Years two to five: the creep
Then the meter runs. The plan renews at the non-promotional rate. The features you actually need live in paid apps - reviews, bookings, proper SEO controls - each a few pounds a month, forever. Sell online and transaction fees skim every order on top of the payment processor's cut. None of these are scandals; they are the business model. Renting is how the landlord gets paid.
And there is the invisible line on the bill: your evenings. On a builder, you are the designer, the developer and the person who cannot quite make the header behave. That time was always worth something.

The ceiling nobody mentions
The real cost is not monthly - it is the day you outgrow the template. A builder site cannot leave its platform: nothing meaningful exports, so “upgrading” means starting again from zero, paying full price for a proper build anyway, with five years of rent behind you and no equity to show for it. You never owned the thing you were improving.

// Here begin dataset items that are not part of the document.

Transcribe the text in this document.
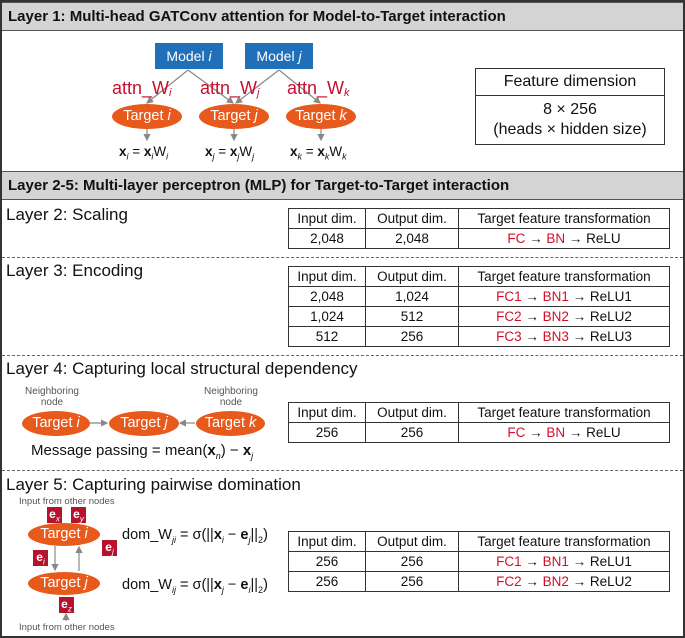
Layer 1: Multi-head GATConv attention for Model-to-Target interaction
Model i	Model j
$attn\_W_i$ $attn\_W_j$ $attn\_W_k$
Target i	Target j	Target k
$x_i = x_iW_i$	$x_j = x_jW_j$	$x_k = x_kW_k$
Feature dimension
8 × 256
(heads × hidden size)
Layer 2-5: Multi-layer perceptron (MLP) for Target-to-Target interaction
Layer 2: Scaling	Input dim.	Output dim.	Target feature transformation
2,048	2,048	FC → BN → ReLU
Layer 3: Encoding	Input dim.	Output dim.	Target feature transformation
2,048	1,024	FC1 → BN1 → ReLU1
1,024	512	FC2 → BN2 → ReLU2
512	256	FC3 → BN3 → ReLU3
Layer 4: Capturing local structural dependency
Neighboring node
Neighboring node
Target i	Target j	Target k
Message $passing = mean(x_n) - x_j$
Input dim.	Output dim.	Target feature transformation
256	256	FC → BN → ReLU
Layer 5: Capturing pairwise domination
Input from other nodes
$e_x$ $e_y$
Target i
$e_j$
$e_i$
Target j
$e_z$
Input from other nodes
$dom\_W_{ji} = \sigma(||x_i - e_j||_2)$
$dom\_W_{ij} = \sigma(||x_j - e_i||_2)$
Input dim.	Output dim.	Target feature transformation
256	256	FC1 → BN1 → ReLU1
256	256	FC2 → BN2 → ReLU2
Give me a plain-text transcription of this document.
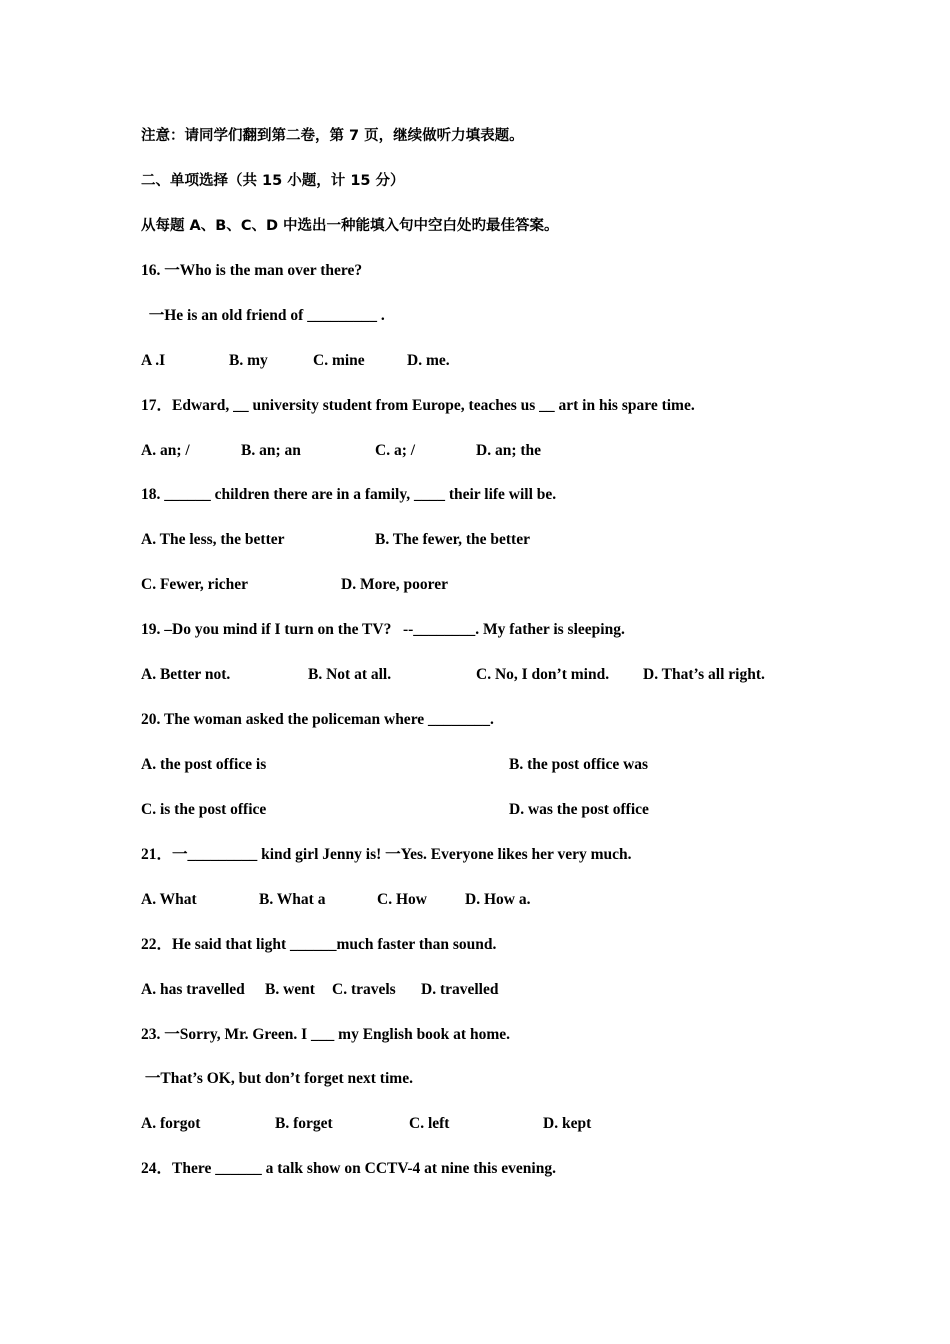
注意：请同学们翻到第二卷，第 7 页，继续做听力填表题。
二、单项选择（共 15 小题，计 15 分）
从每题 A、B、C、D 中选出一种能填入句中空白处旳最佳答案。
16. 一Who is the man over there?
一He is an old friend of _________ .
A .I	B. my	C. mine	D. me.
17．Edward, __ university student from Europe, teaches us __ art in his spare time.
A. an; /	B. an; an	C. a; /	D. an; the
18. ______ children there are in a family, ____ their life will be.
A. The less, the better	B. The fewer, the better
C. Fewer, richer	D. More, poorer
19. –Do you mind if I turn on the TV?   --________. My father is sleeping.
A. Better not.	B. Not at all.	C. No, I don’t mind. D. That’s all right.
20. The woman asked the policeman where ________.
A. the post office is	B. the post office was
C. is the post office	D. was the post office
21．一_________ kind girl Jenny is! 一Yes. Everyone likes her very much.
A. What	B. What a	C. How D. How a.
22．He said that light ______much faster than sound.
A. has travelled B. went C. travels D. travelled
23. 一Sorry, Mr. Green. I ___ my English book at home.
一That’s OK, but don’t forget next time.
A. forgot	B. forget	C. left	D. kept
24．There ______ a talk show on CCTV-4 at nine this evening.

Renting is fine until the day you realise you have been paying for a house you can never own - and the landlord keeps the lot when you move.
The bespoke ledger
A bespoke build costs real money up front - we published the honest ranges - plus hosting and optional support. What that buys is the opposite of a ceiling: a site engineered for your actual business, search equity that compounds instead of resetting, a warranty and a phone that answers, and an asset that is yours. Spread over five years, the gap narrows dramatically; count the rebuild-from-zero that the builder route usually ends in, and it often inverts.
The honest verdict
If your website is a noticeboard: builder, no shame in it. If your website is how customers find, judge and pay you: the five-year bill says build it properly, once - and stop paying rent on your own front door.